The mindset blares through what Coulter says about Jon Tester:
One of the Democrats' paragons of regular guy-ness that year was Jon Tester of Montana, who wore cowboy boots and had a buzz cut. The crew cut absolutely transfixed liberals in places like Manhattan. Search "Jon Tester and crew cut" on Google, and you'll get more than 200,000 hits. Even this tonsorial affectation was a liberal fake-out, inasmuch as Tester has no military service.
After campaigning throughout Montana in a pickup truck, Tester got to Washington and compiled a voting record more liberal than Chuck Schumer's, according to the liberal Americans for Democratic Action (Tester: 95 percent; Schumer: 90 percent). Tester also has a 100 percent rating from the pro-abortion group NARAL. There's your truck driving, gun-totin' Democrat.
Look at the range of unexamined assumptions:
1. Liberals can't be "regular guys."
2. Tester was popular only in East Coast liberal havens (I'm guessing she didn't mean Manhattan, Montana).
3. Only soldiers wear crew cuts.
4. "Truck driving, gun-toting" Westerners are all conservatives.
5. Either that, or they are faking it (as if nobody here knew Tester favored abortion rights).
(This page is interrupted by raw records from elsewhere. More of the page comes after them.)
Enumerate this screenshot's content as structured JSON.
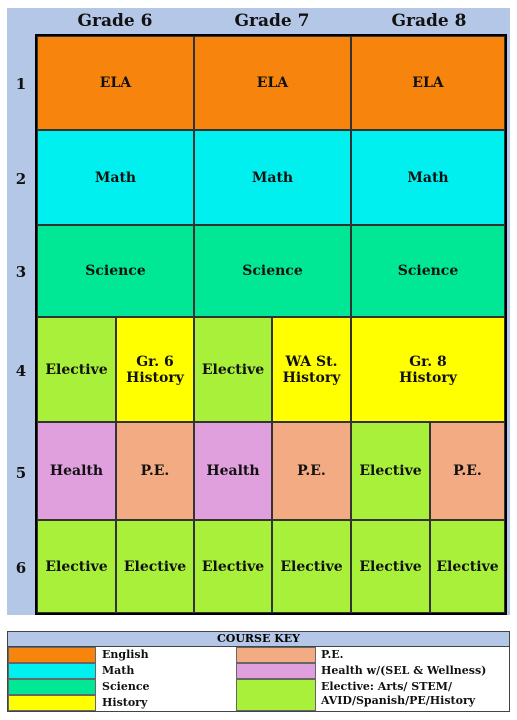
{
  "headers": [
    "Grade 6",
    "Grade 7",
    "Grade 8"
  ],
  "rows": [
    "1",
    "2",
    "3",
    "4",
    "5",
    "6"
  ],
  "colors": {
    "english": "#f7840c",
    "math": "#00f0f0",
    "science": "#00e896",
    "history": "#ffff00",
    "elective": "#a8f03a",
    "pe": "#f2ab82",
    "health": "#dfa0dd",
    "header_band": "#b4c7e7"
  },
  "cells": {
    "r1": [
      "ELA",
      "ELA",
      "ELA"
    ],
    "r2": [
      "Math",
      "Math",
      "Math"
    ],
    "r3": [
      "Science",
      "Science",
      "Science"
    ],
    "r4": [
      "Elective",
      "Gr. 6\nHistory",
      "Elective",
      "WA St.\nHistory",
      "Gr. 8\nHistory"
    ],
    "r5": [
      "Health",
      "P.E.",
      "Health",
      "P.E.",
      "Elective",
      "P.E."
    ],
    "r6": [
      "Elective",
      "Elective",
      "Elective",
      "Elective",
      "Elective",
      "Elective"
    ]
  },
  "key": {
    "title": "COURSE KEY",
    "left": [
      "English",
      "Math",
      "Science",
      "History"
    ],
    "right": [
      "P.E.",
      "Health w/(SEL & Wellness)",
      "Elective: Arts/ STEM/\nAVID/Spanish/PE/History"
    ]
  }
}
One reason I like living in small towns and in places like Billings (and, for similar reasons, conservative strongholds like Bryan and Palestine, Texas) is that life there forces you to confront people on their own terms. City folk are all but obligated to lump people together in handy categories or they risk being overwhelmed by the sheer complexity of it all.
But people in conservative-leaning towns lack the luxury of willful ignorance. That's why it no longer surprises me to play pool against a Texan in cowboy boots and checkered shirt and learn that he is an artist and a college professor. Or to find a cowboy poet rancher who worries about global warming. Or to find scholars who get together to play fiddle, guitar and harmonica on weekends. Or to find a truck-driving, gun-toting air conditioner repairman who harbors socialist leanings and a weakness for Dostoevsky. Or a buttoned-down, libertarian copy editor who once dressed as a nun and played in an anarchist band that wrote songs celebrating the assassination of John F. Kennedy.
Wake up, Ann. It's a much more interesting world out there than you have ever suspected.